Fire officials, working with local and state police, began investigating the cause, determining early on that it started in the center of the master bedroom of the MacDonald’s unit. But questions arose as to the cause, especially when investigators learned that the MacDonalds were scheduled to be evicted that day, and that just the day before, a candle had been left burning next to a gas stove.
“As the investigation continued, evidence was developed that the fire was intentionally set,” Battalion Chief Anthony Fabrizi said in a New Haven Register article in 2016.
According to city records, Douglas MacDonald bought the condominium in 2007 for $302,000.
But in 2015, according to a Milford Fire Department investigation report, MacDonald and his wife were about to be evicted from the home for not paying the mortgage for what may have been “a couple of years,” according to the report.
The fact that the house was being foreclosed appears to have been a surprise to Mrs. MacDonald.
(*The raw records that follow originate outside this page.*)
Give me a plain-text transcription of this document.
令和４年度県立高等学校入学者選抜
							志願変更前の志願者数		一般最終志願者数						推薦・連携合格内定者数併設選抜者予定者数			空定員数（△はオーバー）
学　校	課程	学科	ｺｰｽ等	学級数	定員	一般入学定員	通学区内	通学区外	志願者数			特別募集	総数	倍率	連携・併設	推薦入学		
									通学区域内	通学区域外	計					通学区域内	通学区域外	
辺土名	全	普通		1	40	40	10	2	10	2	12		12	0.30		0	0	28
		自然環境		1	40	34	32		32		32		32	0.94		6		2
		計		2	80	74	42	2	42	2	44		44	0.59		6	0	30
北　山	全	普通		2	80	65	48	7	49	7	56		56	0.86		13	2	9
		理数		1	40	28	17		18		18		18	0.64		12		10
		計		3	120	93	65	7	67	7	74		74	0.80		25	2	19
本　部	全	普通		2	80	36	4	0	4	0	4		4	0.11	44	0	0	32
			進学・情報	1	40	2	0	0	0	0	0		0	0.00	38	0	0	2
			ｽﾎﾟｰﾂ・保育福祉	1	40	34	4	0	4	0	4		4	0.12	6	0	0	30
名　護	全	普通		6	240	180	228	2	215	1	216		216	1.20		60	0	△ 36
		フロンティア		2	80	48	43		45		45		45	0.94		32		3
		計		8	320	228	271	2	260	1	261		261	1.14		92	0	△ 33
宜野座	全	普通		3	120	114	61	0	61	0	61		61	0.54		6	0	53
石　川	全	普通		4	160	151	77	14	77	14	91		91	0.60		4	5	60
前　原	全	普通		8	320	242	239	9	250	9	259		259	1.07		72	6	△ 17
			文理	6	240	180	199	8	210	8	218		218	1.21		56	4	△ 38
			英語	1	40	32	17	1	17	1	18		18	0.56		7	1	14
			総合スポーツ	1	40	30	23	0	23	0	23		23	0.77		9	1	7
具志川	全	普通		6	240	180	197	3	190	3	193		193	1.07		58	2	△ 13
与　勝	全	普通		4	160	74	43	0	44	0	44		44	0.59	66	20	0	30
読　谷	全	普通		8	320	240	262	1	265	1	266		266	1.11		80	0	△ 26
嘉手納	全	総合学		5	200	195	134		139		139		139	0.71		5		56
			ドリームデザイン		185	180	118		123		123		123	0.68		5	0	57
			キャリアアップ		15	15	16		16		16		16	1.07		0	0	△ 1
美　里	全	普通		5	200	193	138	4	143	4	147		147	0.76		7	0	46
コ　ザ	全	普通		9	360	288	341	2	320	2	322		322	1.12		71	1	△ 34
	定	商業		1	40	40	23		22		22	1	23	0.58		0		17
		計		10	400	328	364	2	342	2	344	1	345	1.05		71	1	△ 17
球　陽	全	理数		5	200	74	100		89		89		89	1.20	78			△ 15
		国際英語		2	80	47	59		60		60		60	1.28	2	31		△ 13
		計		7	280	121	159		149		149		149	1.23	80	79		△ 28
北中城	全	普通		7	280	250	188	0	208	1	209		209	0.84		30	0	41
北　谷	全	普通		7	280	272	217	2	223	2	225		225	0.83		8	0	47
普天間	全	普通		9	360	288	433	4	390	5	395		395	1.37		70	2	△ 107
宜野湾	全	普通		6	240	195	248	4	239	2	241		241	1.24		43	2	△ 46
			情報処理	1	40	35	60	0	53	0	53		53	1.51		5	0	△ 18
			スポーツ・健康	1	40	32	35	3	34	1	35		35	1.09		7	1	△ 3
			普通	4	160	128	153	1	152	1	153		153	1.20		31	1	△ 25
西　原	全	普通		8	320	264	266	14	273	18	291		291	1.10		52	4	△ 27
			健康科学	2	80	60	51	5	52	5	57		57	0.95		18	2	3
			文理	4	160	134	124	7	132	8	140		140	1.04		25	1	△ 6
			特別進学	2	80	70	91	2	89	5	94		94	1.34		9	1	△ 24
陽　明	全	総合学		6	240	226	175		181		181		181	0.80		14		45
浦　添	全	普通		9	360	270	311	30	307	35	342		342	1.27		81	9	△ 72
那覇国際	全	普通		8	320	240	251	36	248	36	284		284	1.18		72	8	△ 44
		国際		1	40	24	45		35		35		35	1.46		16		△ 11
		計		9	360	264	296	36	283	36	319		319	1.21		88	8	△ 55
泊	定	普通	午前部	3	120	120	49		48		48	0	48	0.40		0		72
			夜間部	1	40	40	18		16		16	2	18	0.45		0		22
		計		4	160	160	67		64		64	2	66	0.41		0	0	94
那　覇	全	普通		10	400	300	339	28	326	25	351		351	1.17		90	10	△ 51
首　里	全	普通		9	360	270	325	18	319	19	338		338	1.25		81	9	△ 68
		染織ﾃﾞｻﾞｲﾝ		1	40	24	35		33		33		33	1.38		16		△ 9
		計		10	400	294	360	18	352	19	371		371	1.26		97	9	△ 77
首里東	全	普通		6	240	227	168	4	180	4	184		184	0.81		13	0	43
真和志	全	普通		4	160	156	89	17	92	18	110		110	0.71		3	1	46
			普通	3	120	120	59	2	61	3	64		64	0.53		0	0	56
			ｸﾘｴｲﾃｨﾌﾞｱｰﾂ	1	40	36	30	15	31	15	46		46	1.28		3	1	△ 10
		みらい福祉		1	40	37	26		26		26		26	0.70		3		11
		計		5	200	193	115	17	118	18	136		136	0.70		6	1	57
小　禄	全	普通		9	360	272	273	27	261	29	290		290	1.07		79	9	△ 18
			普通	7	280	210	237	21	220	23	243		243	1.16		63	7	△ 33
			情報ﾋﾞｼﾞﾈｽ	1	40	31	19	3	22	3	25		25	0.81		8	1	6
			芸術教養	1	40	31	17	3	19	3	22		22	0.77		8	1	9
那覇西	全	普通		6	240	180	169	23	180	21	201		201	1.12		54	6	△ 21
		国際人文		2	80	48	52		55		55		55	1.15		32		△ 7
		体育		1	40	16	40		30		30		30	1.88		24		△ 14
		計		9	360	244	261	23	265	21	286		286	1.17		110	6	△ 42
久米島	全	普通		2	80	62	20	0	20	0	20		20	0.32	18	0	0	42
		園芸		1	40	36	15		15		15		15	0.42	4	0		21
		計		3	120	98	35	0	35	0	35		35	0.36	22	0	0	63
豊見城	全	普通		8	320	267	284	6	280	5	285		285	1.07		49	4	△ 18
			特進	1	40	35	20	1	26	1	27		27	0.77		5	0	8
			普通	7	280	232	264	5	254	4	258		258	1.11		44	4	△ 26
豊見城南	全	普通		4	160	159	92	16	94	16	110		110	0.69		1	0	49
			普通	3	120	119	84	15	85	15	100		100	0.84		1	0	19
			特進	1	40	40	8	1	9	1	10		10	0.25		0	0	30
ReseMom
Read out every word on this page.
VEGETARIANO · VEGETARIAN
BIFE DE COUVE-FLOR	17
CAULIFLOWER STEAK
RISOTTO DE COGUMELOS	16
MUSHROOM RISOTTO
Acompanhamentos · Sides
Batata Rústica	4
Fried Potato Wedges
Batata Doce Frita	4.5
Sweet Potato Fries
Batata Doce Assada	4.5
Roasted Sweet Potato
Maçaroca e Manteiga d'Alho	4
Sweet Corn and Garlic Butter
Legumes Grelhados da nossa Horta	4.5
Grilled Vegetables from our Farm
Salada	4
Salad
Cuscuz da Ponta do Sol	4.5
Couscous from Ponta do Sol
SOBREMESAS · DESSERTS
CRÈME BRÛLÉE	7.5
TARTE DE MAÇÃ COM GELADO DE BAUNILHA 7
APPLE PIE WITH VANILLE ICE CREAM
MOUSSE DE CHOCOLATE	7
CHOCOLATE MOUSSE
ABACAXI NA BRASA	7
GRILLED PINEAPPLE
According to the report, she told investigators she was not aware of an eviction notice. She later met again with investigators to say that she “had no knowledge of the delinquency of the mortgage payments, the foreclosure of the property or the order of ejectment.”
The report also notes that, “She stated Mr. MacDonald had been different of the past few weeks or month in regards to mood and routine.”
She also told investigators that the day before the Dec. 8 fire, she had gone into the condominium after returning from the gym to find a candle burning on the counter next to the stove, the right front burner of the stove control set to high, and the diffuser plate pushed off to the side.
When her husband entered the house after her, he “explained the cat must have hit the knob on the stove, though Mrs. MacDonald stated the cat was not prone to jumping on the counters,” the report states.
During the investigation, documents were discovered dated June 6, 2011, indicating financial hardship regarding the mortgage.
After a thorough investigation, it was determined the fire was intentionally set in the master bedroom, and Douglas MacDonald, who had moved to Bristol, was later arrested and charged with arson.
“The cause of this fire is most probably the intentional, deliberate use of an open-flame ignition source, consistent with a lighter, candle or matches, applied for sufficient duration to ignite ordinary combustible materials, such as papers or liners, which continued to ignite other combustible materials in the room.”
MacDonald was arrested April 18, 2016. He and his wife divorced in 2017, according to court records.
“The Fire Marshal’s division, working in conjunction with police investigators, did an excellent job in providing the evidence needed in this case,” Fabrizi said.
“It’s unfortunate when people commit these types of crimes with complete disregard for the safety of others. The lives of numerous other occupants of the complex, firefighters, police officers and EMS personnel were placed at risk that day. We are fortunate in the sense that there were no fatalities or injuries.”